Sonia Vantaggio – Quando la musica torna a chiamare

Intervista alla cantautrice salentina che debutta con “Estate Infinita”, un inno gentile alla rinascita e al coraggio di ricominciare.

Ha scelto di fermarsi per vivere la vita, e poi ha scelto di tornare per raccontarla. Dopo anni dedicati alla famiglia, Sonia Vantaggio fa il suo debutto discografico a 46 anni con un brano che unisce melodia, radici e consapevolezza. “Estate Infinita” non è solo una canzone: è una dichiarazione d’intenti. Abbiamo incontrato Sonia per parlare di musica, coraggio, tempo e sogni che non hanno scadenza.

a cura della redazione


Sonia, benvenuta su Che Intervista. “Estate Infinita” è il tuo primo singolo ufficiale, ma la tua storia con la musica viene da lontano. Da dove comincia davvero questo viaggio?
Dalla mia infanzia, quando cantavo insieme a mio padre. Il brano è nato in una notte d’estate, tra il mare e i pensieri.

Cosa ti ha spinto, in quel momento, a scrivere? E cosa hai capito di te in quell’istante?
Ho tirato fuori tutti i miei pensieri, che erano quasi soffocati durante il periodo in cui non cantavo più.

Dopo tanti anni lontana dalla scena musicale, hai scelto di rientrare con un progetto completamente tuo, scritto e composto da te. Quanto è stato difficile – e quanto liberatorio – farlo?
È stato difficile finché ci pensavo, ma dopo è stato semplice comporre il mio brano, perché un senso di libertà e tanti ricordi mi hanno invaso.

Il tuo legame con il Salento è evidente, sia nel testo che nell’immaginario visivo del videoclip. Cosa rappresenta per te questa terra? È solo sfondo o è anche ispirazione?
È un mondo d’ispirazione, legata alle tante bellezze del territorio, al mare, al sole, alla natura, a tutto questo e al mio passato vissuto.

Il titolo del brano, “Estate Infinita”, rimanda a una stagione eterna.
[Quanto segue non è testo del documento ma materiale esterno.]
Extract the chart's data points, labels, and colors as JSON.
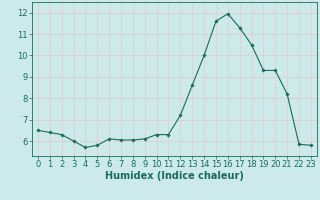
{
  "x": [
    0,
    1,
    2,
    3,
    4,
    5,
    6,
    7,
    8,
    9,
    10,
    11,
    12,
    13,
    14,
    15,
    16,
    17,
    18,
    19,
    20,
    21,
    22,
    23
  ],
  "y": [
    6.5,
    6.4,
    6.3,
    6.0,
    5.7,
    5.8,
    6.1,
    6.05,
    6.05,
    6.1,
    6.3,
    6.3,
    7.2,
    8.6,
    10.0,
    11.6,
    11.95,
    11.3,
    10.5,
    9.3,
    9.3,
    8.2,
    5.85,
    5.8
  ],
  "line_color": "#1a6b5a",
  "marker": "D",
  "markersize": 1.8,
  "linewidth": 0.8,
  "xlabel": "Humidex (Indice chaleur)",
  "xlim": [
    -0.5,
    23.5
  ],
  "ylim": [
    5.3,
    12.5
  ],
  "yticks": [
    6,
    7,
    8,
    9,
    10,
    11,
    12
  ],
  "xticks": [
    0,
    1,
    2,
    3,
    4,
    5,
    6,
    7,
    8,
    9,
    10,
    11,
    12,
    13,
    14,
    15,
    16,
    17,
    18,
    19,
    20,
    21,
    22,
    23
  ],
  "bg_color": "#cceaea",
  "grid_color": "#e8c8c8",
  "tick_color": "#1a6b5a",
  "label_color": "#1a6b5a",
  "tick_fontsize": 6,
  "xlabel_fontsize": 7
}
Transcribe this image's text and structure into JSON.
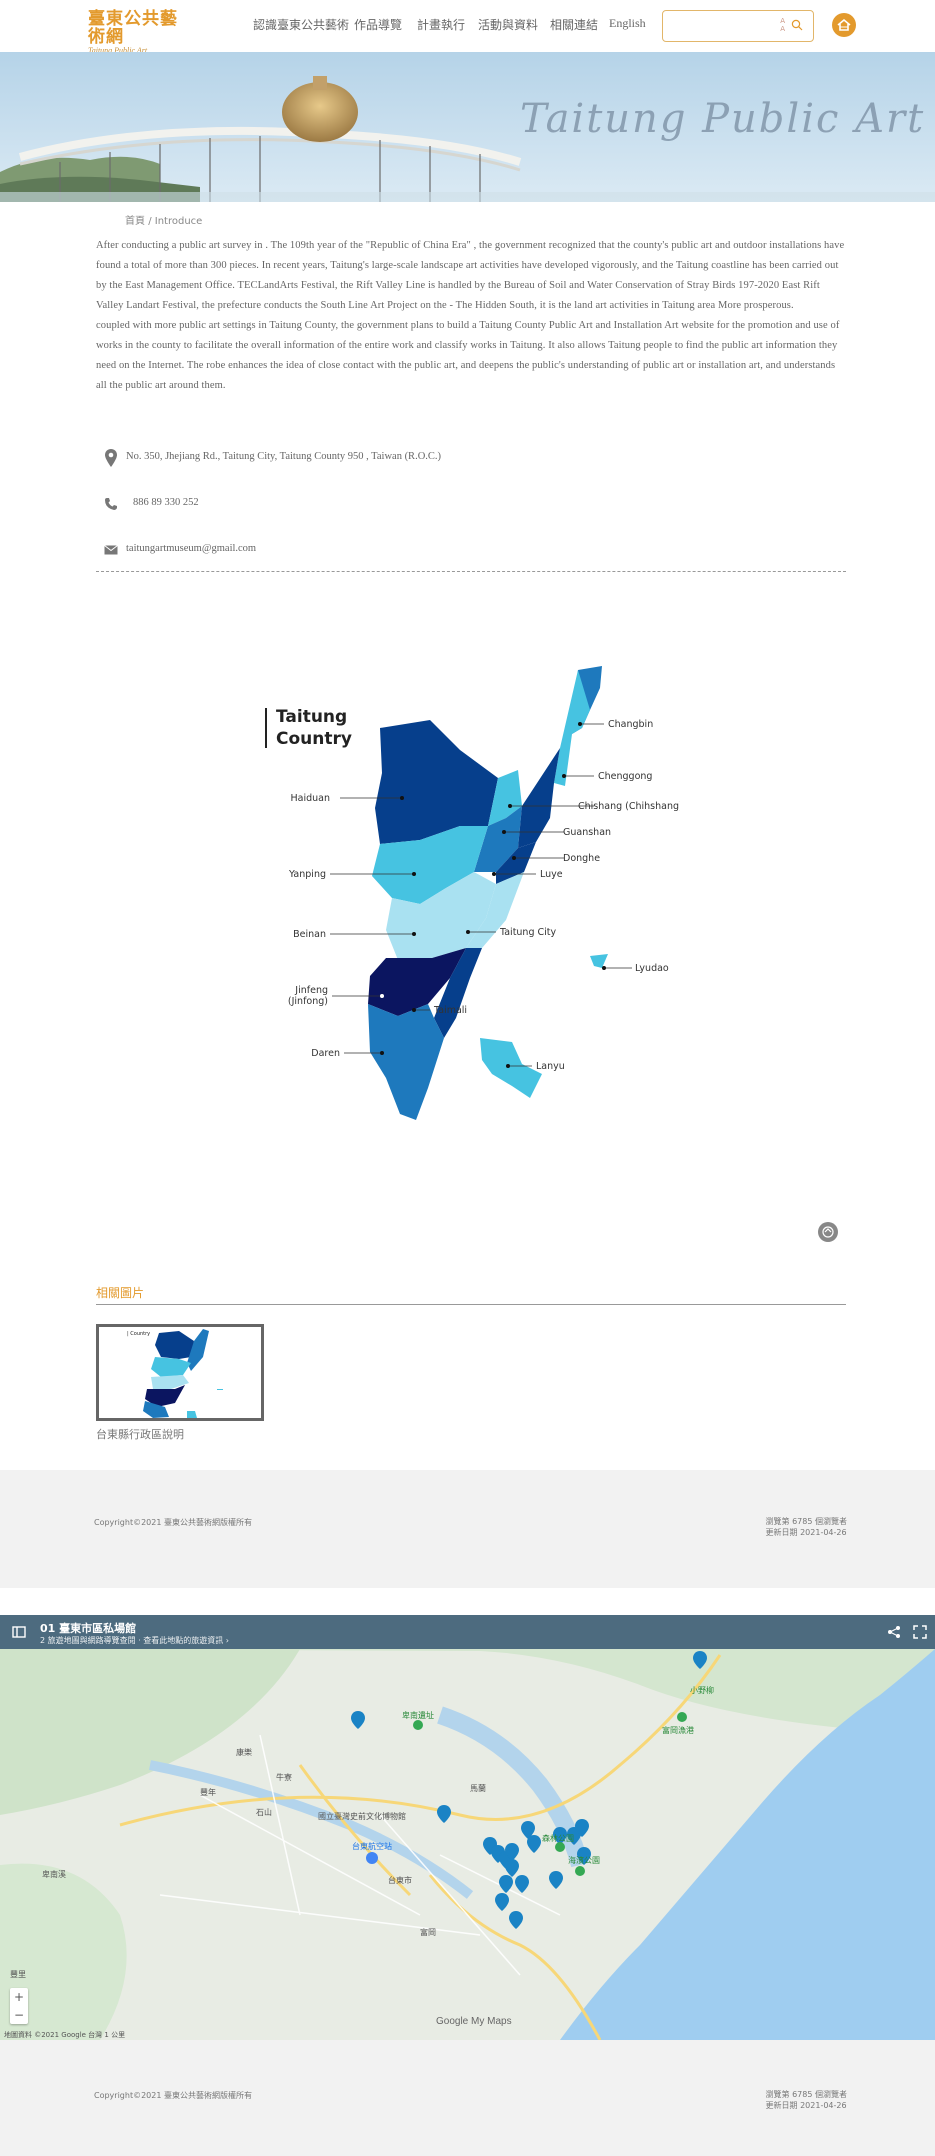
{
  "header": {
    "logo_zh": "臺東公共藝術網",
    "logo_en": "Taitung Public Art",
    "nav": [
      "認識臺東公共藝術",
      "作品導覽",
      "計畫執行",
      "活動與資料",
      "相關連結",
      "English"
    ],
    "search_zoom": [
      "A",
      "A",
      "A"
    ]
  },
  "banner": {
    "title": "Taitung Public Art"
  },
  "breadcrumb": {
    "home": "首頁",
    "sep": "/",
    "current": "Introduce"
  },
  "intro": {
    "p1": "After conducting a public art survey in . The 109th year of the \"Republic of China Era\" , the government recognized that the county's public art and outdoor installations have found a total of more than 300 pieces. In recent years, Taitung's large-scale landscape art activities have developed vigorously, and the Taitung coastline has been carried out by the East Management Office. TECLandArts Festival, the Rift Valley Line is handled by the Bureau of Soil and Water Conservation of Stray Birds 197-2020 East Rift Valley Landart Festival, the prefecture conducts the South Line Art Project on the - The Hidden South, it is the land art activities in Taitung area More prosperous.",
    "p2": "coupled with more public art settings in Taitung County, the government plans to build a Taitung County Public Art and Installation Art website for the promotion and use of works in the county to facilitate the overall information of the entire work and classify works in Taitung. It also allows Taitung people to find the public art information they need on the Internet. The robe enhances the idea of close contact with the public art, and deepens the public's understanding of public art or installation art, and understands all the public art around them."
  },
  "contact": {
    "address": "No. 350, Jhejiang Rd., Taitung City, Taitung County 950 , Taiwan (R.O.C.)",
    "phone": "886 89 330 252",
    "email": "taitungartmuseum@gmail.com"
  },
  "map": {
    "title_line1": "Taitung",
    "title_line2": "Country",
    "labels": [
      "Changbin",
      "Chenggong",
      "Chishang (Chihshang)",
      "Guanshan",
      "Haiduan",
      "Donghe",
      "Luye",
      "Yanping",
      "Beinan",
      "Taitung City",
      "Lyudao",
      "Jinfeng",
      "(Jinfong)",
      "Taimali",
      "Daren",
      "Lanyu"
    ],
    "colors": {
      "darkest": "#0b1560",
      "dark": "#063f8c",
      "mid": "#1e79bd",
      "light": "#46c3e1",
      "lighter": "#a9e1f1"
    }
  },
  "related": {
    "title": "相關圖片",
    "caption": "台東縣行政區說明",
    "thumb_title": "| Country"
  },
  "footer1": {
    "copyright": "Copyright©2021 臺東公共藝術網版權所有",
    "visitors": "瀏覽第 6785 個瀏覽者",
    "updated": "更新日期 2021-04-26"
  },
  "gmap": {
    "title": "01 臺東市區私場館",
    "subtitle": "2 旅遊地圖與網路導覽查閱 · 查看此地點的旅遊資訊 ›",
    "attribution": "地圖資料 ©2021 Google   台灣   1 公里",
    "google": "Google My Maps",
    "places": [
      "牛寮",
      "卑南遺址",
      "國立臺灣史前文化博物館",
      "台東航空站",
      "台東市",
      "卑南溪",
      "小野柳",
      "富岡漁港",
      "森林公園",
      "海濱公園",
      "豐里",
      "豐年",
      "康樂",
      "富岡",
      "馬蘭",
      "石山"
    ]
  },
  "footer2": {
    "copyright": "Copyright©2021 臺東公共藝術網版權所有",
    "visitors": "瀏覽第 6785 個瀏覽者",
    "updated": "更新日期 2021-04-26"
  }
}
Cosa significa per te, oggi, parlare di “infinito”? È una speranza, una scelta o una visione?
Una mia visione da condividere insieme ad una speranza infinita.

In un mondo musicale spesso dominato dalla giovinezza e dalla velocità, il tuo debutto è una voce fuori dal coro. Pensi che ci sia spazio, oggi, per narrazioni più mature e autentiche?
Perché no, in fondo la musica non ha età, come neanche i pensieri.

Hai parlato di leggerezza come di una conquista, non come di un’evasione. Quanto è importante, secondo te, riscoprire questa forma di leggerezza consapevole?
È tanto importante, la leggerezza ti fa affrontare i periodi attualmente tristi di questo mondo, ti fa evadere in una dimensione surreale, come i pensieri di un bambino dove non esiste pesantezza.

Il tuo percorso artistico si è intrecciato con quello personale. Quanto la tua esperienza di donna, madre e compagna ha influito sul modo in cui scrivi e interpreti?
Tantissimo, perché mi riconosco in tutte le mie esperienze.

Come immagini il futuro del tuo progetto musicale? Hai già altre canzoni pronte o idee che non vedono l’ora di prendere forma?
Il futuro non si può programmare, ma mai dire mai, forse ci saranno altre sorprese.

Se potessi parlare alla te stessa di vent’anni fa, che magari sognava la musica ma era frenata da altro, cosa le diresti oggi?
Direi: Sonia, un giorno la musica tornerà a riprenderti, le passioni non possono essere ibernate a lungo.

Grazie Sonia e complimenti per la tua carriera artistica!